Liliuokalani was proclaimed queen of the Hawaiian Kingdom on January 29, 1891, becoming the first and only queen regnant in Hawaiian history. She ascended to the throne upon the death of her brother, King David Kalakaua, and inherited a kingdom in crisis—its sovereignty threatened by a powerful clique of American and European sugar planters who had already forced her brother to sign the "Bayonet Constitution" of 1887, stripping the monarchy of most of its power. The new queen was a remarkable figure: a composer of over 150 songs (including "Aloha Oe"), fluent in English and Hawaiian, educated at the Royal School alongside the children of missionaries, and possessed of a fierce determination to restore the authority of the Hawaiian crown. She believed the Bayonet Constitution was illegal, imposed under threat of violence by the Honolulu Rifles militia, and she immediately began planning a new constitution that would restore voting rights to Native Hawaiians and Asian immigrants while removing the property qualifications that gave disproportionate power to wealthy foreigners. Liliuokalani''s attempt to promulgate a new constitution in January 1893 gave her opponents the pretext they had been waiting for. The Committee of Safety, led by Sanford Dole and Lorrin Thurston—both sons of American missionaries—conspired to overthrow the monarchy. On January 17, 1893, the U.S. Minister to Hawaii, John L. Stevens, ordered 162 Marines from the USS Boston to come ashore, ostensibly to protect American lives and property. Facing American military force, Liliuokalani chose to yield her authority under protest rather than risk bloodshed among her people.
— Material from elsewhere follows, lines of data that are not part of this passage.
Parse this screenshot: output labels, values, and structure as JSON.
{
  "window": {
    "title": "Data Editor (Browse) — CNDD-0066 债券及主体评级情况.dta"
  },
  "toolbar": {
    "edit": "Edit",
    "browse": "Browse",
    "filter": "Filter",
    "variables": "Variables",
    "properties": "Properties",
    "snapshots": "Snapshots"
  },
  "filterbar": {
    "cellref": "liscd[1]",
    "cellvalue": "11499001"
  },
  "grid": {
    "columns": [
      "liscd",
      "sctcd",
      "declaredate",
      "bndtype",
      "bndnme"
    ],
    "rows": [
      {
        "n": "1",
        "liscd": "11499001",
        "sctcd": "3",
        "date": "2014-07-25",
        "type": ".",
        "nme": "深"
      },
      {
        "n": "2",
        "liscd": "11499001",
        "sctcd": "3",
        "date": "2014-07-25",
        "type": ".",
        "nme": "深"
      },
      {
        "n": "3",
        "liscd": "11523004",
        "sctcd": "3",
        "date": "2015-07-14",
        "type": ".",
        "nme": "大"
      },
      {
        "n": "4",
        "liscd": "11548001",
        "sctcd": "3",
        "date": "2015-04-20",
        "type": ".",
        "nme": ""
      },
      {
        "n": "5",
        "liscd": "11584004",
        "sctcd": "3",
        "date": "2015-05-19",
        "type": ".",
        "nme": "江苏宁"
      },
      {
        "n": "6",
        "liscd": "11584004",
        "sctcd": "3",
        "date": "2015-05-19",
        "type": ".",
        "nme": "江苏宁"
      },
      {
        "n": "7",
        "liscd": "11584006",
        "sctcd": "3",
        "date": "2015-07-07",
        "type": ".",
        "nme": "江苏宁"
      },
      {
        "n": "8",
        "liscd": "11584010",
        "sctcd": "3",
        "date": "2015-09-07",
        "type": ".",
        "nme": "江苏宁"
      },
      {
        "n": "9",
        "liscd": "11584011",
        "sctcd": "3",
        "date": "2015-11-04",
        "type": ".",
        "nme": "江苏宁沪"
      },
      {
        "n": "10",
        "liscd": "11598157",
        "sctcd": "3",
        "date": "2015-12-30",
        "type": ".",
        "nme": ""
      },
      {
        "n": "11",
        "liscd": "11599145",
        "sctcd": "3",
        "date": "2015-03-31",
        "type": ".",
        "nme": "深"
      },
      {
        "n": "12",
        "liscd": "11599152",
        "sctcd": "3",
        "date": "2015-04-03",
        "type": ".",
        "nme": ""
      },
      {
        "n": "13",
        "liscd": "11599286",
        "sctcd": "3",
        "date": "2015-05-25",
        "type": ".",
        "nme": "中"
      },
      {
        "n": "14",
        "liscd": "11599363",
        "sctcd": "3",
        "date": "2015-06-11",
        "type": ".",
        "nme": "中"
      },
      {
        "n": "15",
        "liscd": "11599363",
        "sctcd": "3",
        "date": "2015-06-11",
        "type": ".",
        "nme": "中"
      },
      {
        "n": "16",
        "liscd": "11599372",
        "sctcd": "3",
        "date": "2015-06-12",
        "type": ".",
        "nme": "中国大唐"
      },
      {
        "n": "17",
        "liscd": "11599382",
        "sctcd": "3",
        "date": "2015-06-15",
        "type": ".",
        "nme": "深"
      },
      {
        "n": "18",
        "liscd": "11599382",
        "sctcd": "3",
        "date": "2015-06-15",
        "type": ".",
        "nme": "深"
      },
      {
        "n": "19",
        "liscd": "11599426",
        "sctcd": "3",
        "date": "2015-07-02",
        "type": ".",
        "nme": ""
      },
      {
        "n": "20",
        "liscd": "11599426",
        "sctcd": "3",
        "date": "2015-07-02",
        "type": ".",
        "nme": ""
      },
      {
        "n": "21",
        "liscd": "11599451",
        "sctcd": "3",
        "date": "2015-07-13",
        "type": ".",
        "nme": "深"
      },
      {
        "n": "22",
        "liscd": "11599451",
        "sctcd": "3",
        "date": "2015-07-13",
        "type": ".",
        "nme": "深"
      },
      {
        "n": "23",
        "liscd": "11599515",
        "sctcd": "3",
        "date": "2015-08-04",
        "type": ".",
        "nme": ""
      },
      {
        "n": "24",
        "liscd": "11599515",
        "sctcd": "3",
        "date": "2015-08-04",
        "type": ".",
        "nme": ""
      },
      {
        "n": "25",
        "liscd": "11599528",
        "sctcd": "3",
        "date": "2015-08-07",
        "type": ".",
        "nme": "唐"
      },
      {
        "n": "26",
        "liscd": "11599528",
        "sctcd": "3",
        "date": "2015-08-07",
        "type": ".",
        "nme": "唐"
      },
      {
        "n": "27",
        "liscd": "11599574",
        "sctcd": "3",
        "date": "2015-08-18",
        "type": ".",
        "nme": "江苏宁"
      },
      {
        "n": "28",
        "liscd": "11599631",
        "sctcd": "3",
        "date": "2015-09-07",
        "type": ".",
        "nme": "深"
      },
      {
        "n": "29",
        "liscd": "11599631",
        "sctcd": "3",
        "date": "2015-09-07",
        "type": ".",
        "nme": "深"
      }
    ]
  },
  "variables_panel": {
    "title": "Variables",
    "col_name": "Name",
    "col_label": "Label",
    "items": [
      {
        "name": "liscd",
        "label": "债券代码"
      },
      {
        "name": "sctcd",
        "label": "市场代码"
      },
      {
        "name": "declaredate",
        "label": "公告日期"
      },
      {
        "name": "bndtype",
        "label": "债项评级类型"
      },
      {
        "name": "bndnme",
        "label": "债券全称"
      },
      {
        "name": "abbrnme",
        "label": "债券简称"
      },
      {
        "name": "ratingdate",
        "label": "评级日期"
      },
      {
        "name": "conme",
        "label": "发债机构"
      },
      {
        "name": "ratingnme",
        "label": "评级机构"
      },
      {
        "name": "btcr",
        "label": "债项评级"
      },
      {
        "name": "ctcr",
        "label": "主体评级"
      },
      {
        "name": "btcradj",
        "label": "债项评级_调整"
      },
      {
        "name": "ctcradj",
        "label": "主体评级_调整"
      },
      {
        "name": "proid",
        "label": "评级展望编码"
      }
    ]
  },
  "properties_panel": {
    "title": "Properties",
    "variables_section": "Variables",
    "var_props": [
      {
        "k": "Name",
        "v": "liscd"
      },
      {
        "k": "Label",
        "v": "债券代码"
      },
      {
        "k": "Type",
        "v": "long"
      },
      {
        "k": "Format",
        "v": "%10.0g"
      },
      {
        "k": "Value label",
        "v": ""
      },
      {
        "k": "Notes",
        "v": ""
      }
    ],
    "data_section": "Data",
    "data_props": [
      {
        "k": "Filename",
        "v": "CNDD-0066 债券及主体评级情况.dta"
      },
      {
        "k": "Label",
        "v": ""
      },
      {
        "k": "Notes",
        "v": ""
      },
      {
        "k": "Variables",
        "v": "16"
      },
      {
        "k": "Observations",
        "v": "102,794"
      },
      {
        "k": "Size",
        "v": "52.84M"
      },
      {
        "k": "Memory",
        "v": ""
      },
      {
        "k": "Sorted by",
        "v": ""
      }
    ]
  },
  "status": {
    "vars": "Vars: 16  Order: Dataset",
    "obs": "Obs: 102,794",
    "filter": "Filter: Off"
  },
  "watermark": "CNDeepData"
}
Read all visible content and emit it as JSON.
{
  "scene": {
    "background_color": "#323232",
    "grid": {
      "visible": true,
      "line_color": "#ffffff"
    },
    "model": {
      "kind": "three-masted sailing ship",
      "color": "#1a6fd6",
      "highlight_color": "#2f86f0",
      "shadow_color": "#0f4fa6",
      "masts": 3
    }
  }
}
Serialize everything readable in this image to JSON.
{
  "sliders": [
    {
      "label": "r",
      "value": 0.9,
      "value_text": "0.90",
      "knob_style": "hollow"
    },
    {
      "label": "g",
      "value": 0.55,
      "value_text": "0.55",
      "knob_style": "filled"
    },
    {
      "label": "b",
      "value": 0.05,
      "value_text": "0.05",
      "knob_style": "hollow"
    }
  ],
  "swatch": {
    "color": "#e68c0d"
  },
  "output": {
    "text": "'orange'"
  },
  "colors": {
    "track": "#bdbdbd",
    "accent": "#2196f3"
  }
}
She spent the rest of her life fighting for restoration. President Grover Cleveland investigated and called the overthrow an "act of war" that he was ashamed of, but Congress refused to act. Hawaii was annexed by the United States in 1898, over the formal objection of 21,000 Native Hawaiian signatories of a protest petition. Liliuokalani died in 1917 at age 79, never having regained her throne. In 1993, the U.S. Congress passed a formal apology for the overthrow—exactly 100 years too late to change its consequences.